I've been reading about Germany specifically on January 27, 28, and 29, 1933, during one of that country's perennial crises before Hitler was named chancellor.
If I'm reading this all correctly--and it is long, dull, tedious reading--Hindenburg was willing to name Hitler chancellor.....provided Hitler could show a workable coalition.
The Nazi party was the biggest party, but it wasn't big enough yet to run the whole deal.
With the left being pretty much in the wilderness (excepting the Nazis, of course), the Zentrum, the Center Party, had the second-largest slice of the pie.
The Zentrum was the Catholic party, but that's neither here nor there; just so one gets an idea what it was.
Most in this party were anti-Nazi, but there emerged some waiverers, some appeasers, some "moderates," the last days of January 1933.
The waiverers were generally seen as "reasonable," as those who wanted to get along, while there was much animosity (the press, the public) against the centrists who wanted no deal.
Well, the appeasers, a minority within their own party, got their way, and agreed to go along with the Nazis provided certain ironclad guarantees were made so as to insure religious freedom and institutions.
Which of course they were given, and so the Nazis came into power.

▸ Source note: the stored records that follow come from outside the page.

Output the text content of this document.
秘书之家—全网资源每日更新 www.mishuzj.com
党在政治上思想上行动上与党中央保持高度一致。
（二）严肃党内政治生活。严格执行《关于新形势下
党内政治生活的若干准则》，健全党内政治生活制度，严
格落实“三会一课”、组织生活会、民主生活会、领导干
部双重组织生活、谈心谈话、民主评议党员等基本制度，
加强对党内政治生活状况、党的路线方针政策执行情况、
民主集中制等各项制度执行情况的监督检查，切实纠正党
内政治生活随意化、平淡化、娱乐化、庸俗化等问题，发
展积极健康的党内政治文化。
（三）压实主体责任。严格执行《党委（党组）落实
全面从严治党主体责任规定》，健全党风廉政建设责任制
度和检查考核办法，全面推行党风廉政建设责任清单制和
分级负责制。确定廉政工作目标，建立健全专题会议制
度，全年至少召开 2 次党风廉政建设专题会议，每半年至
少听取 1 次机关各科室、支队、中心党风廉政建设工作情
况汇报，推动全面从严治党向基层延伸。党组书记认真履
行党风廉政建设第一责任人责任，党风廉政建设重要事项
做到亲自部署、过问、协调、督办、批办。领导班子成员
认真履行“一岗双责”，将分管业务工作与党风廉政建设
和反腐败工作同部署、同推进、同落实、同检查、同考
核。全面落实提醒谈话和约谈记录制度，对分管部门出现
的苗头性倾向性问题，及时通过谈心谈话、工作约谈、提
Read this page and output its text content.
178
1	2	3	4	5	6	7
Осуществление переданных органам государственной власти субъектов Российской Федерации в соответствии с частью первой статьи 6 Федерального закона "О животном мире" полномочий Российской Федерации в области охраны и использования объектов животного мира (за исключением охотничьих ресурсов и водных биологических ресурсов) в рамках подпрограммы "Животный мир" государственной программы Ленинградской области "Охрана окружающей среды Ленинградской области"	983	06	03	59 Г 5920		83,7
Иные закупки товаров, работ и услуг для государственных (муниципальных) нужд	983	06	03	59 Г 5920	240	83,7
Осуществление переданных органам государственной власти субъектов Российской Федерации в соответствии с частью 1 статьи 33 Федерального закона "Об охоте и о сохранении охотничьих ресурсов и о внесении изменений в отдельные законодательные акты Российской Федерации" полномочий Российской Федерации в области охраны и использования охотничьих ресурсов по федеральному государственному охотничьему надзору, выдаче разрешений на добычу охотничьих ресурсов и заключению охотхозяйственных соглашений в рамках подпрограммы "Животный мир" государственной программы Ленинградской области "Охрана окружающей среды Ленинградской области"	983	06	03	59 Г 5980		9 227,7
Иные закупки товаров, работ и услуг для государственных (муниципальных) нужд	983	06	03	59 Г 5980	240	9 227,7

And immediately discarded all guarantees; by April 1933, three months later, the Zemtrum party no longer existed, and many of its members, the "moderates" and the "standers-against," in prison or even dead.
If I am reading all this history correctly, does anyone else see the similarity between the Nazis and the Democrats, between the "reasonable moderates" of the center, and Republicans wanting to get along with 0bama, and between the resisting centrists and Republicans who stand fast, insisting they don't want any part of it?